No festival de besteiras que assola a nação, a pesquisa Datafolha sobre ideologia é apenas mais um capítulo.
Poderia até ser um exercício estatístico curioso, mas na atual conjuntura, me cheira mais a uma mistificação desonesta, a uma maneira meio sórdida de ocultar o avanço de ideias fascistas.
Que importância se deve dar a uma pesquisa segundo a qual a esquerda passou de 28% para 31% e a direita, de 32% para 30%? Se a sondagem tivesse sido feita no dia seguinte, os números poderiam ser totalmente diferentes.
Que especie de algoritmo mágico foi usado para compilar um monte de dados subjetivos, fazer uma média e definir o que é esquerda, o que é direita e, o que é quase engraçado, o que é… centro?
É virtualmente impossível apreender uma coisa tão dinâmica e complexa como a opinião política com base em meia dúzia de perguntas mal formuladas.
O sujeito pode ser inteiramente a favor de armas, de pena de morte, e ser de esquerda. Pode ser o oposto e ser de direita. O grau de heterogeneidade do cidadão contemporâneo é alto demais para que levemos a sério esse tipo de pesquisa.
Tirando o besteirol de esquerda, centro e direita, a pesquisa não é inútil, no entanto, se considerarmos os pontos específicos.
É muito bom, por exemplo, que a parcela da população que acredita que a pobreza está relacionada com a falta de oportunidades iguais para todos tenha crescido de 58% para 77%. Isso é bom, porque mostra um amadurecimento democrático. É bom, da mesma forma, que o percentual de pessoas que acredita que pobreza é fruto da preguiça para trabalhar tenha caído de 37% para 21%.
Outro ponto da pesquisa bastante importante, sobretudo por causa da magnitude da mudança, é o avanço da tolerância à homossexualidade, que passou de 64% para 74%.
No entanto, porque deveríamos acreditar nestes números, se a realidade tem sido o aumento de crimes contra homossexuais, e se a reforma do ensino médio e a escola sem partido, que se negam a discutir questões de gênero, tem encontrado apoio crescente na sociedade e, sobretudo, no parlamento?

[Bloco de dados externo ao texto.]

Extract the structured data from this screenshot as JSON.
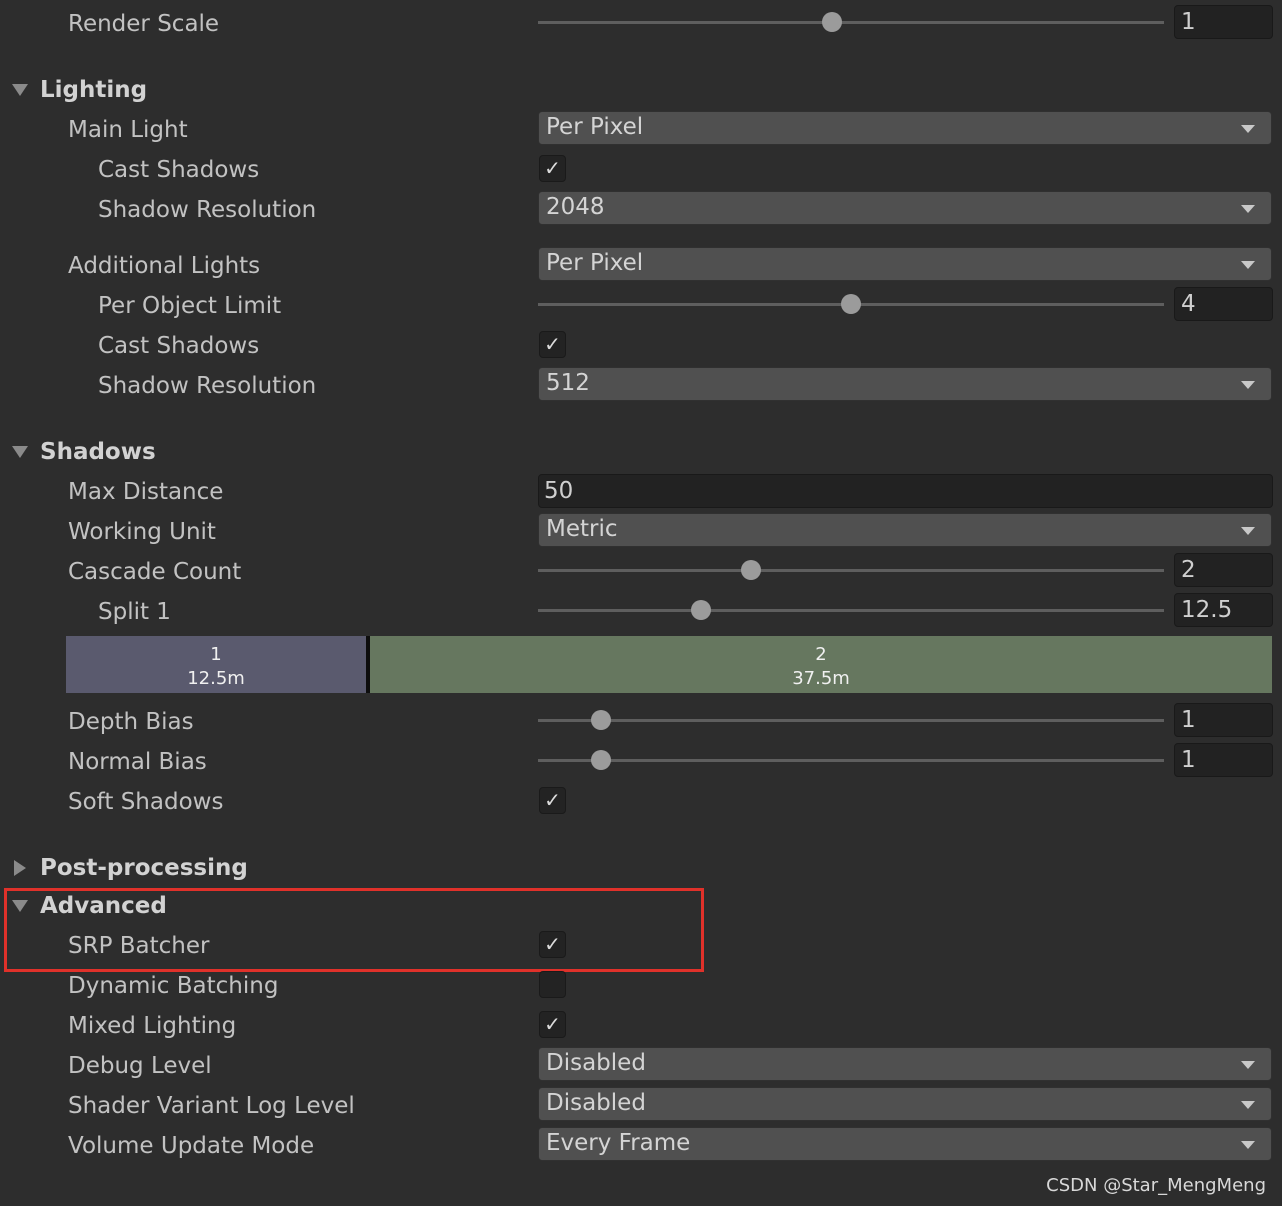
{
  "render_scale": {
    "label": "Render Scale",
    "value": "1",
    "level": 0.47
  },
  "lighting": {
    "header": "Lighting",
    "main_light": {
      "label": "Main Light",
      "value": "Per Pixel"
    },
    "main_cast_shadows": {
      "label": "Cast Shadows",
      "checked": true
    },
    "main_shadow_resolution": {
      "label": "Shadow Resolution",
      "value": "2048"
    },
    "additional_lights": {
      "label": "Additional Lights",
      "value": "Per Pixel"
    },
    "per_object_limit": {
      "label": "Per Object Limit",
      "value": "4",
      "level": 0.5
    },
    "additional_cast_shadows": {
      "label": "Cast Shadows",
      "checked": true
    },
    "additional_shadow_resolution": {
      "label": "Shadow Resolution",
      "value": "512"
    }
  },
  "shadows": {
    "header": "Shadows",
    "max_distance": {
      "label": "Max Distance",
      "value": "50"
    },
    "working_unit": {
      "label": "Working Unit",
      "value": "Metric"
    },
    "cascade_count": {
      "label": "Cascade Count",
      "value": "2",
      "level": 0.34
    },
    "split_1": {
      "label": "Split 1",
      "value": "12.5",
      "level": 0.26
    },
    "cascades": [
      {
        "index": "1",
        "distance": "12.5m",
        "color": "#5a5a6e",
        "fraction": 0.25
      },
      {
        "index": "2",
        "distance": "37.5m",
        "color": "#66775f",
        "fraction": 0.75
      }
    ],
    "depth_bias": {
      "label": "Depth Bias",
      "value": "1",
      "level": 0.1
    },
    "normal_bias": {
      "label": "Normal Bias",
      "value": "1",
      "level": 0.1
    },
    "soft_shadows": {
      "label": "Soft Shadows",
      "checked": true
    }
  },
  "post_processing": {
    "header": "Post-processing"
  },
  "advanced": {
    "header": "Advanced",
    "srp_batcher": {
      "label": "SRP Batcher",
      "checked": true
    },
    "dynamic_batching": {
      "label": "Dynamic Batching",
      "checked": false
    },
    "mixed_lighting": {
      "label": "Mixed Lighting",
      "checked": true
    },
    "debug_level": {
      "label": "Debug Level",
      "value": "Disabled"
    },
    "shader_variant_log_level": {
      "label": "Shader Variant Log Level",
      "value": "Disabled"
    },
    "volume_update_mode": {
      "label": "Volume Update Mode",
      "value": "Every Frame"
    }
  },
  "checkmark_glyph": "✓",
  "highlight_color": "#e0312a",
  "watermark": "CSDN @Star_MengMeng"
}
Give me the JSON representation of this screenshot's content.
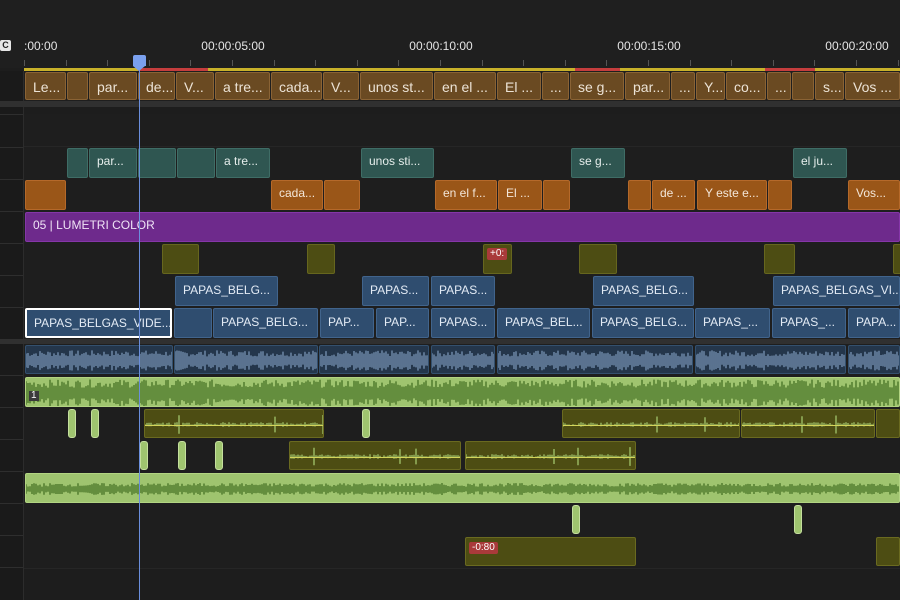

Esses números, por outro lado, poderiam explicam porque Bolsonaro, depois de ter crescido muito nas pesquisas, parece ter encontrado seu teto ou mesmo começado a cair: é porque posições contrárias àquelas de Bolsonaro estão crescendo na sociedade.
O que me deixa preocupado é essa tendência moderna, particularmente grave no Brasil, de substituir a democracia por pesquisas.
A única maneira realmente segura de aferir a opinião dos brasileiros é a urna, através de eleições diretas e plebiscitos.
Pesquisas podem ser manipuladas, e o são, sempre!
Por ocasião da campanha pelo impeachment, a grande imprensa tratava as pesquisas como arma de guerra. Toda semana tinha uma pesquisa diferente.
A Globo gastou milhões de reais em pesquisas do Ibope que mostravam que o brasileiro não gostava de Dilma.
Depois do golpe, a Globo não pagou uma mísera pesquisa Ibope para mostrar que o brasileiro não quer Temer e não quer as reformas de Temer.
Essa é a razão pela qual eu não acredito muito na história de que a Globo “quer derrubar” Temer.
Se quisesse derrubar Temer, bastava a Globo atacar a base parlamentar do presidente, fazendo matérias sobre cada os parlamentares mais influentes que apoiam o governo e lideram grupos ou bancadas. Tinha que fazer isso paralelamente a reportagens que mostrassem o desmonte do Estado promovido por decisões recentes do governo.
A Globo tem feito alguma coisa neste sentido?
A Globo é tão sinistra que ela sequer promove um debate sobre as reformas trabalhistas e previdenciárias.
A reforma trabalhista foi aprovada na Câmara em alguns dias, sem dar tempo aos deputados de lerem as propostas. O governo tenta fazer a mesma coisa no Senado. Não quer dar tempo sequer ao debate. Os senadores governistas sequer pedem a palavra, num procedimento muito parecido ao que ocorreu nas votações do impeachment.
A imprensa também não mostra os debates. A agenda ainda é Lava Jato, Lava Jato e Lava Jato.